Arang aktif atau karbon aktif berbentuk bubuk hitam halus merupakan hasil pembakaran kayu atau batok kelapa menggunakan oksigen. Proses tersebut membuat arang memiliki daya serap tinggi sehingga mampu menyerap bahan kimia dan racun di tubuh.

Kemampuan arang aktif dalam menyerap racun dan bakteri membuat beberapa dermatolog percaya bahwa masker wajah arang aktif dapat membantu menghilangkan kotoran dari kulit. Sifat antibakteri dari arang aktif ini selanjutnya bisa mencegah pertumbuhan bakteri dan mengurangi jerawat serta bruntusan di permukaan kulit.

Rekomendasi masker untuk bruntusan:

Kesimpulan

Cara menghilangkan bruntusan yang tidak kunjung hilang dapat dilakukan dengan rutin menggunakan skincare yang mengandung bahan aktif seperti asam salisilat, centella asiatica, dan tea tree oil. Kandungan-kandungan tersebut memiliki efek eksfoliasi, antioksidan, dan antiinflamasi yang membantu membersihkan pori-pori, melawan kerusakan akibat radikal bebas, serta menenangkan kulit yang bruntusan.

Sebaliknya, perlu dihindari penggunaan produk dengan kandungan yang dapat menyumbat pori-pori, seperti minyak kelapa, alkohol, dan pewangi.
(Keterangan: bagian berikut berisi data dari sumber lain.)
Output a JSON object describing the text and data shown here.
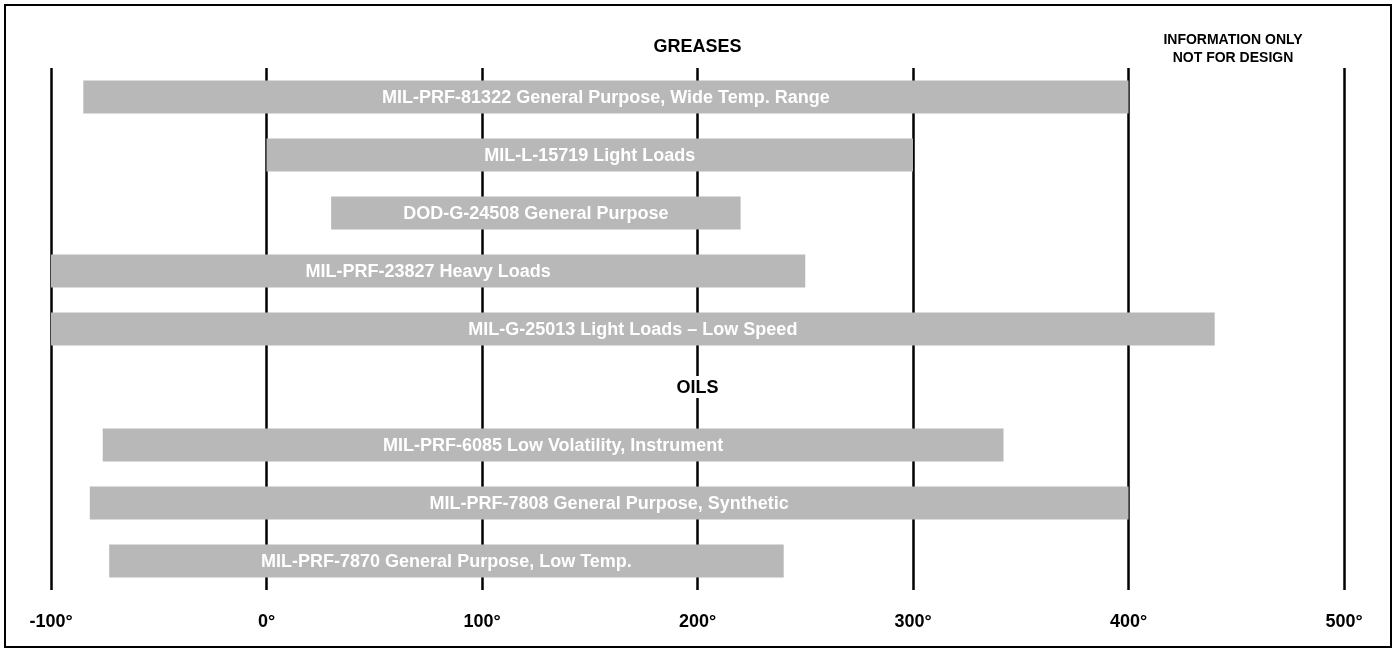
{
  "chart_data": {
    "type": "bar",
    "orientation": "horizontal",
    "categories": [
      "MIL-PRF-81322 General Purpose, Wide Temp. Range",
      "MIL-L-15719 Light Loads",
      "DOD-G-24508 General Purpose",
      "MIL-PRF-23827 Heavy Loads",
      "MIL-G-25013 Light Loads – Low Speed",
      null,
      "MIL-PRF-6085 Low Volatility, Instrument",
      "MIL-PRF-7808 General Purpose, Synthetic",
      "MIL-PRF-7870 General Purpose, Low Temp."
    ],
    "base": [
      -85,
      0,
      30,
      -100,
      -100,
      null,
      -76,
      -82,
      -73
    ],
    "values": [
      485,
      300,
      190,
      350,
      540,
      null,
      418,
      482,
      313
    ],
    "color": "#b8b8b8",
    "xlim": [
      -100,
      500
    ],
    "xticks": [
      {
        "value": -100,
        "label": "-100°"
      },
      {
        "value": 0,
        "label": "0°"
      },
      {
        "value": 100,
        "label": "100°"
      },
      {
        "value": 200,
        "label": "200°"
      },
      {
        "value": 300,
        "label": "300°"
      },
      {
        "value": 400,
        "label": "400°"
      },
      {
        "value": 500,
        "label": "500°"
      }
    ],
    "annotations": [
      "GREASES",
      "OILS",
      "INFORMATION ONLY\nNOT FOR DESIGN"
    ],
    "grid": "x"
  }
}
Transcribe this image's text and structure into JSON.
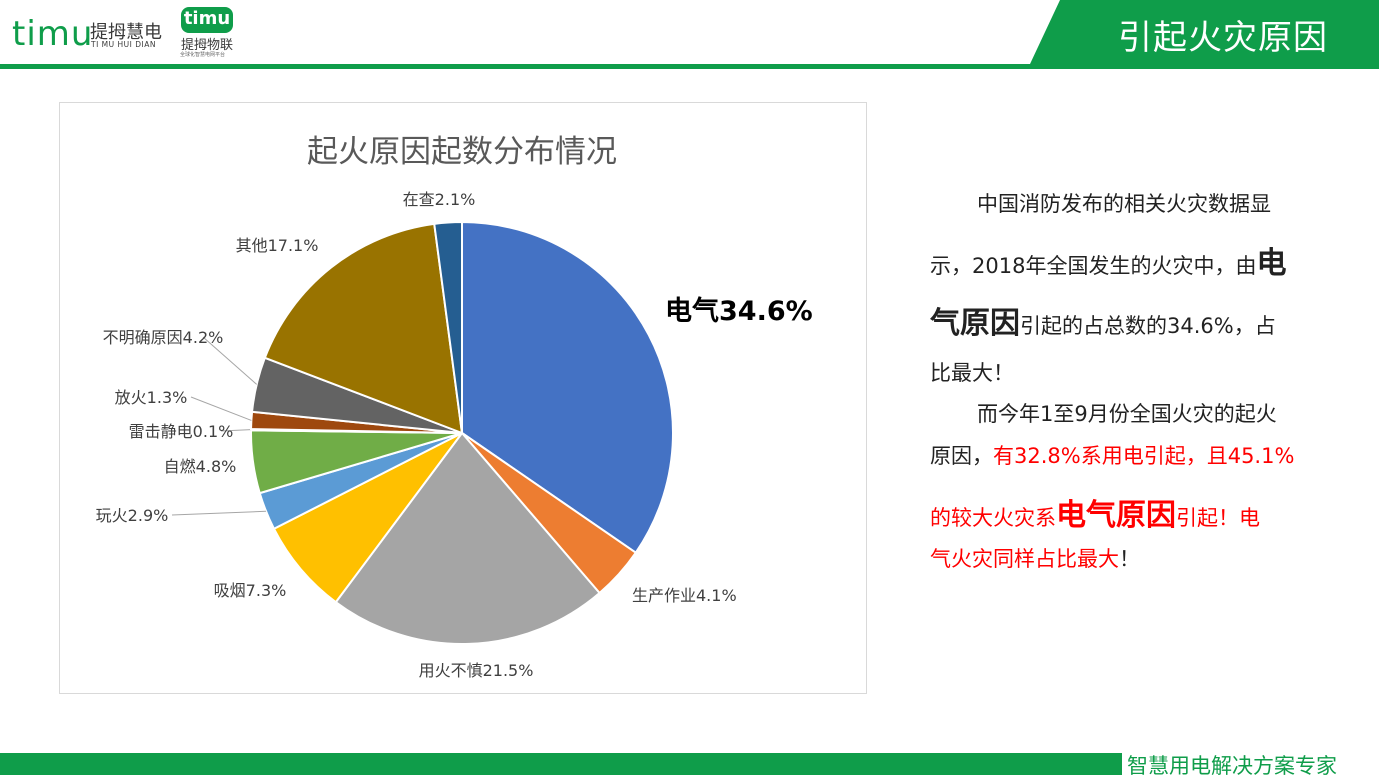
{
  "header": {
    "logo_text": "timu",
    "logo_cn": "提拇慧电",
    "logo_en": "TI MU HUI DIAN",
    "logo2_badge": "timu",
    "logo2_cn": "提拇物联",
    "logo2_sub": "全球化智慧电网平台",
    "title": "引起火灾原因",
    "accent_color": "#0f9d4a"
  },
  "chart_data": {
    "type": "pie",
    "title": "起火原因起数分布情况",
    "start_angle_deg": 0,
    "direction": "clockwise",
    "slices": [
      {
        "name": "电气",
        "value": 34.6,
        "label": "电气34.6%",
        "color": "#4472c4",
        "emphasis": true
      },
      {
        "name": "生产作业",
        "value": 4.1,
        "label": "生产作业4.1%",
        "color": "#ed7d31"
      },
      {
        "name": "用火不慎",
        "value": 21.5,
        "label": "用火不慎21.5%",
        "color": "#a5a5a5"
      },
      {
        "name": "吸烟",
        "value": 7.3,
        "label": "吸烟7.3%",
        "color": "#ffc000"
      },
      {
        "name": "玩火",
        "value": 2.9,
        "label": "玩火2.9%",
        "color": "#5b9bd5"
      },
      {
        "name": "自燃",
        "value": 4.8,
        "label": "自燃4.8%",
        "color": "#70ad47"
      },
      {
        "name": "雷击静电",
        "value": 0.1,
        "label": "雷击静电0.1%",
        "color": "#264478"
      },
      {
        "name": "放火",
        "value": 1.3,
        "label": "放火1.3%",
        "color": "#9e480e"
      },
      {
        "name": "不明确原因",
        "value": 4.2,
        "label": "不明确原因4.2%",
        "color": "#636363"
      },
      {
        "name": "其他",
        "value": 17.1,
        "label": "其他17.1%",
        "color": "#997300"
      },
      {
        "name": "在查",
        "value": 2.1,
        "label": "在查2.1%",
        "color": "#255e91"
      }
    ]
  },
  "text": {
    "p1_l1": "中国消防发布的相关火灾数据显",
    "p1_l2a": "示，2018年全国发生的火灾中，由",
    "p1_l2b": "电",
    "p1_l3a": "气原因",
    "p1_l3b": "引起的占总数的34.6%，占",
    "p1_l4": "比最大！",
    "p2_l1": "而今年1至9月份全国火灾的起火",
    "p2_l2a": "原因，",
    "p2_l2b": "有32.8%系用电引起，且45.1%",
    "p2_l3a": "的较大火灾系",
    "p2_l3b": "电气原因",
    "p2_l3c": "引起！电",
    "p2_l4a": "气火灾同样占比最大",
    "p2_l4b": "！"
  },
  "footer": {
    "slogan": "智慧用电解决方案专家"
  }
}
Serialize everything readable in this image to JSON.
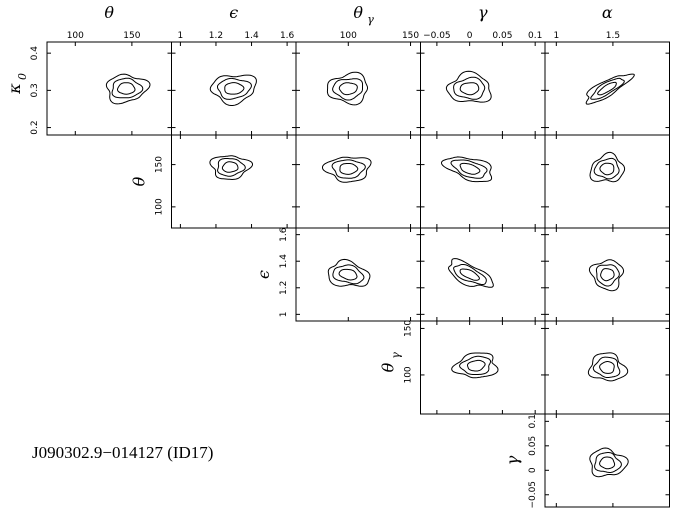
{
  "chart_data": {
    "type": "contour-corner-plot",
    "caption": "J090302.9−014127 (ID17)",
    "params": {
      "kappa0": {
        "symbol": "κ",
        "subscript": "0",
        "range": [
          0.18,
          0.43
        ],
        "ticks": [
          0.2,
          0.3,
          0.4
        ],
        "tick_labels": [
          "0.2",
          "0.3",
          "0.4"
        ]
      },
      "theta": {
        "symbol": "θ",
        "subscript": "",
        "range": [
          75,
          185
        ],
        "ticks": [
          100,
          150
        ],
        "tick_labels": [
          "100",
          "150"
        ]
      },
      "epsilon": {
        "symbol": "ϵ",
        "subscript": "",
        "range": [
          0.95,
          1.65
        ],
        "ticks": [
          1.0,
          1.2,
          1.4,
          1.6
        ],
        "tick_labels": [
          "1",
          "1.2",
          "1.4",
          "1.6"
        ]
      },
      "theta_gamma": {
        "symbol": "θ",
        "subscript": "γ",
        "range": [
          58,
          158
        ],
        "ticks": [
          100,
          150
        ],
        "tick_labels": [
          "100",
          "150"
        ]
      },
      "gamma": {
        "symbol": "γ",
        "subscript": "",
        "range": [
          -0.075,
          0.115
        ],
        "ticks": [
          -0.05,
          0,
          0.05,
          0.1
        ],
        "tick_labels": [
          "−0.05",
          "0",
          "0.05",
          "0.1"
        ]
      },
      "alpha": {
        "symbol": "α",
        "subscript": "",
        "range": [
          0.9,
          2.0
        ],
        "ticks": [
          1.0,
          1.5
        ],
        "tick_labels": [
          "1",
          "1.5"
        ]
      }
    },
    "columns": [
      "theta",
      "epsilon",
      "theta_gamma",
      "gamma",
      "alpha"
    ],
    "rows": [
      "kappa0",
      "theta",
      "epsilon",
      "theta_gamma",
      "gamma"
    ],
    "panels": [
      {
        "row": 0,
        "col": 0,
        "center": [
          145,
          0.305
        ],
        "spread": [
          0.32,
          0.3
        ],
        "tilt": 0
      },
      {
        "row": 0,
        "col": 1,
        "center": [
          1.3,
          0.305
        ],
        "spread": [
          0.36,
          0.3
        ],
        "tilt": 0
      },
      {
        "row": 0,
        "col": 2,
        "center": [
          100,
          0.305
        ],
        "spread": [
          0.34,
          0.3
        ],
        "tilt": 0
      },
      {
        "row": 0,
        "col": 3,
        "center": [
          0.0,
          0.305
        ],
        "spread": [
          0.36,
          0.3
        ],
        "tilt": 0
      },
      {
        "row": 0,
        "col": 4,
        "center": [
          1.45,
          0.305
        ],
        "spread": [
          0.42,
          0.16
        ],
        "tilt": 0.55
      },
      {
        "row": 1,
        "col": 1,
        "center": [
          1.28,
          147
        ],
        "spread": [
          0.3,
          0.26
        ],
        "tilt": 0.1
      },
      {
        "row": 1,
        "col": 2,
        "center": [
          100,
          145
        ],
        "spread": [
          0.34,
          0.28
        ],
        "tilt": 0.05
      },
      {
        "row": 1,
        "col": 3,
        "center": [
          0.0,
          145
        ],
        "spread": [
          0.38,
          0.24
        ],
        "tilt": -0.3
      },
      {
        "row": 1,
        "col": 4,
        "center": [
          1.45,
          145
        ],
        "spread": [
          0.26,
          0.3
        ],
        "tilt": 0
      },
      {
        "row": 2,
        "col": 2,
        "center": [
          100,
          1.3
        ],
        "spread": [
          0.34,
          0.26
        ],
        "tilt": -0.25
      },
      {
        "row": 2,
        "col": 3,
        "center": [
          0.0,
          1.3
        ],
        "spread": [
          0.4,
          0.2
        ],
        "tilt": -0.45
      },
      {
        "row": 2,
        "col": 4,
        "center": [
          1.45,
          1.3
        ],
        "spread": [
          0.26,
          0.3
        ],
        "tilt": 0
      },
      {
        "row": 3,
        "col": 3,
        "center": [
          0.01,
          110
        ],
        "spread": [
          0.34,
          0.26
        ],
        "tilt": 0.15
      },
      {
        "row": 3,
        "col": 4,
        "center": [
          1.45,
          108
        ],
        "spread": [
          0.28,
          0.3
        ],
        "tilt": 0
      },
      {
        "row": 4,
        "col": 4,
        "center": [
          1.45,
          0.015
        ],
        "spread": [
          0.28,
          0.3
        ],
        "tilt": 0
      }
    ],
    "contour_levels": [
      "68%",
      "95%",
      "99%"
    ]
  }
}
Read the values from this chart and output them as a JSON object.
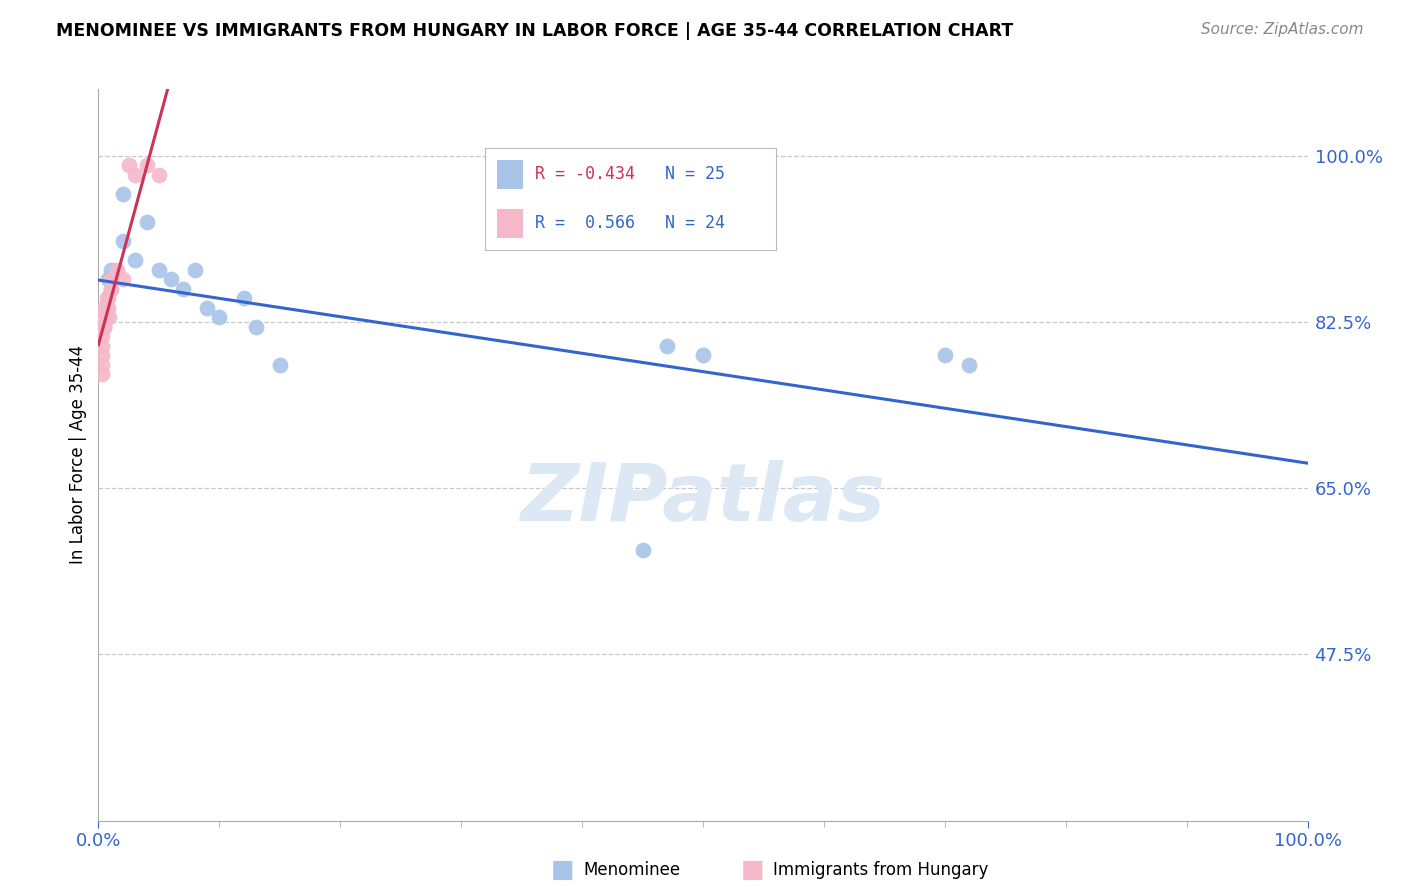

Pilihlah produk skincare yang bersifat oil-free dan non-comedogenic supaya bruntusan bisa cepat hilang.

Rekomendasi produk untuk perawatan kulit bruntusan mencakup sabun cuci muka dengan ekstrak chamomile, toner dengan centella asiatica. Serum dengan asam azelaic, retinol, dan niacinamide. Sunscreen yang mengandung zinc oxide, vitamin E, dan bakuchiol. Moisturizer dengan tea tree oil, ceramide, dan gliserin. Serta masker wajah dengan madu, lemon, atau arang aktif sebagai perawatan tambahan.

Dengan perawatan yang tepat dan pemilihan produk yang sesuai dengan kebutuhan kulit, bruntusan dapat dihilangkan dengan cepat dan kulit dapat kembali sehat dan bersinar.